Suica irá, portanto, a Washington na qualidade de comissária responsável pelo Mediterrâneo, para representar o compromisso comunitário com a implementação da paz em Gaza, bem como para recordar toda a contribuição que a UE tem vindo a dar, sendo ela “o maior doador” de ajuda à Palestina.

Depois de explicar que a chefe da diplomacia europeia, Kaja Kallas, está em contacto com os ministros dos Negócios Estrangeiros dos 27 sobre o que a UE pode contribuir para garantir a paz em Gaza, El Anouni reiterou as dúvidas que o bloco comunitário tem sobre a “configuração estatutária” do Conselho de Paz, em particular sobre o seu âmbito de aplicação.

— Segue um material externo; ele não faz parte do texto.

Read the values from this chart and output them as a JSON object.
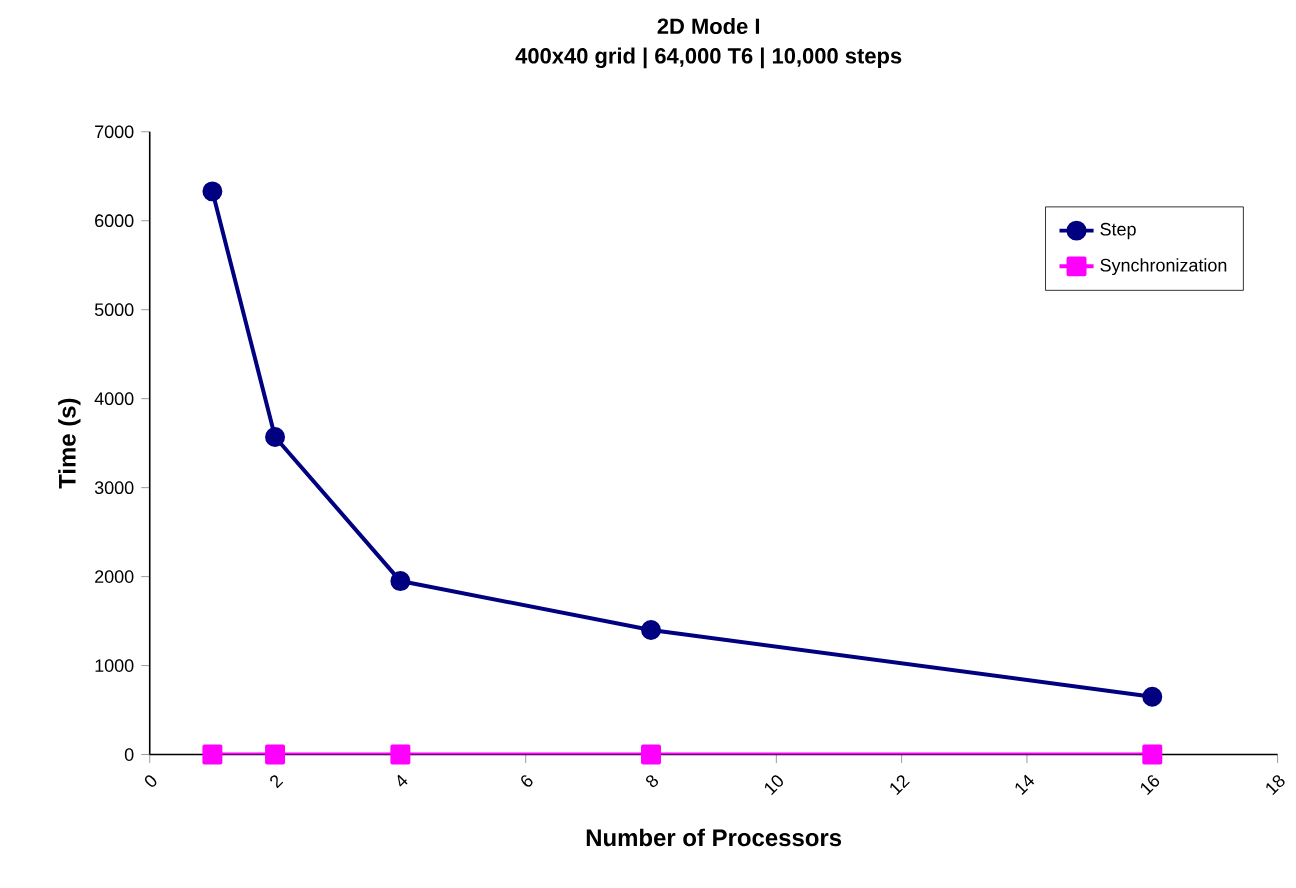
{
  "chart_data": {
    "type": "line",
    "title": "2D Mode I",
    "subtitle": "400x40 grid | 64,000 T6 | 10,000 steps",
    "xlabel": "Number of Processors",
    "ylabel": "Time (s)",
    "x": [
      1,
      2,
      4,
      8,
      16
    ],
    "series": [
      {
        "name": "Step",
        "color": "#000080",
        "marker": "circle",
        "values": [
          6330,
          3570,
          1950,
          1400,
          650
        ]
      },
      {
        "name": "Synchronization",
        "color": "#ff00ff",
        "marker": "square",
        "values": [
          0,
          0,
          0,
          0,
          0
        ]
      }
    ],
    "xlim": [
      0,
      18
    ],
    "xticks": [
      0,
      2,
      4,
      6,
      8,
      10,
      12,
      14,
      16,
      18
    ],
    "ylim": [
      0,
      7000
    ],
    "yticks": [
      0,
      1000,
      2000,
      3000,
      4000,
      5000,
      6000,
      7000
    ],
    "grid": false,
    "legend": "top right",
    "line_style": "solid"
  }
}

“SÉRIAS DÚVIDAS” DE COMPATIBILIDADE COM A ONU Até agora, tanto o Executivo comunitário como os 27 tinham recusado participar no Conselho de Paz, invocando “sérias dúvidas” sobre “a compatibilidade” da proposta apresentada pela Administração Trump com a Carta das Nações Unidas, a sua governação ou o seu âmbito de atuação.

Entre as dúvidas encontram-se algumas relativas ao formato, uma vez que há mais países do que a União Europeia esperava, e também pairam dúvidas jurídicas sobre a compatibilidade com a ONU e com o Direito da União Europeia, uma vez que Trump propôs que o futuro do organismo passe a ser permanente e a mediar outros conflitos, papel que já é desempenhado pelas Nações Unidas.

No entanto, no dia 19 de fevereiro, será realizada em Washington uma reunião do Conselho de Paz para reunir os líderes que compõem o órgão internacional, que conta com um total de 27 “membros fundadores”, entre os quais se encontram dois Estados-membros da UE, Bulgária e Hungria, enquanto a Itália participará como observadora.

A presidente da Comissão Europeia, Ursula von der Leyen, foi convidada para a reunião desta semana na capital americana, mas recusou participar, lembrando as reticências que gera em Bruxelas a adequação legal devido à vontade de Trump de transformar o organismo em uma entidade que medie em outras guerras.